Let $X_1,\dots, X_n$ be i.i.d. exponential random variables. For large $n$, what is the probability distribution for the following?
$$\frac{\max X_n}{\sum X_n}$$
I believe that the cdf of the maximum of $n$ i.i.d. exponential random variables is the $n$th power of the cdf of one when $n$ is fixed.
Write the statement as $\dfrac{\frac{\max X_n}{n}}{\frac{\sum X_n}{n}}$. Say the $X_n$'s are Exp($\lambda$).
The denominator $\frac{\sum X_n}{n}$ converges in probability (and distribution) to the mean of the $X_n$'s, $\frac{1}{\lambda}$ by the law of large numbers.
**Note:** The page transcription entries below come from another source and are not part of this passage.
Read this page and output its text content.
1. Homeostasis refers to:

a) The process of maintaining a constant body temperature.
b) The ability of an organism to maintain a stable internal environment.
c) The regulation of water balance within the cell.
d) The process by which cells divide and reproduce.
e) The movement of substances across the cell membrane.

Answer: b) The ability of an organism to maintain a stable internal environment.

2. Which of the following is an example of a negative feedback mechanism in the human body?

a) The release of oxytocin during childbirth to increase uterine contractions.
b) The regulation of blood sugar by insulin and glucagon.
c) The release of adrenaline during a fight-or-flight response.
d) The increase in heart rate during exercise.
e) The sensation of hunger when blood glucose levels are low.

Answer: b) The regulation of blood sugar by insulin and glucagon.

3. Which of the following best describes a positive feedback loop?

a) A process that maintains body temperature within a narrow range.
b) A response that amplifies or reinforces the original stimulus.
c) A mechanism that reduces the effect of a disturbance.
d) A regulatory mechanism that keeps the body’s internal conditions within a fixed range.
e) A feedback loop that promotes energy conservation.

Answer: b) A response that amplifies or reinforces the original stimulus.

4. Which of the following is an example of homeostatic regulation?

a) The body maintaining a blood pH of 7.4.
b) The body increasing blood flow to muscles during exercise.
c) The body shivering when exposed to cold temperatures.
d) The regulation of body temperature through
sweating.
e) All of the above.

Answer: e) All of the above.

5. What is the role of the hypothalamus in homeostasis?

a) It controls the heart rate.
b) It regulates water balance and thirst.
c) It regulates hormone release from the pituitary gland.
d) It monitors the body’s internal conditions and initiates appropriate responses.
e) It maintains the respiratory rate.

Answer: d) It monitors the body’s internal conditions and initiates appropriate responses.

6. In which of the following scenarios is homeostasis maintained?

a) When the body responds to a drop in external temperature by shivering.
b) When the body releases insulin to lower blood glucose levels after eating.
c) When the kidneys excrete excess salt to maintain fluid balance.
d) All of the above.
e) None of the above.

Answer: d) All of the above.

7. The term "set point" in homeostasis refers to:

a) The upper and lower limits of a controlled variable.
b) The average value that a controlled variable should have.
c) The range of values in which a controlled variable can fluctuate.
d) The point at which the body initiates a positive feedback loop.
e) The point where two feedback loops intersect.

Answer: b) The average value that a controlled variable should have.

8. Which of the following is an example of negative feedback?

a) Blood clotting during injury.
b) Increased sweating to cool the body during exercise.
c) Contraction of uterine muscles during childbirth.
Now, you need to find the CDF of $\frac{\max X_n}{n}$ which is $P(\frac{\max X_n}{n}\leq c) = P(\max X_n \leq c n) = (1-e^{\lambda c n})^n$ for $c>0$, and $0$ otherwise (using the fact you noted). As $n \to \infty$, $P(\frac{\max X_n}{n}\leq c) \to 0$ if $c<0$ and $P(\frac{\max X_n}{n}\leq c) \to 1$ if $c>0$. Thus, $\frac{\max X_n}{n} \to 0$ in distribution (and thus in probability as well, since it converges to a constant).
Thus, by Slutksy's theorem, the limit is the ratio of the limits which is $0 / (1/\lambda) =0$ (i.e. a point mass at $0$).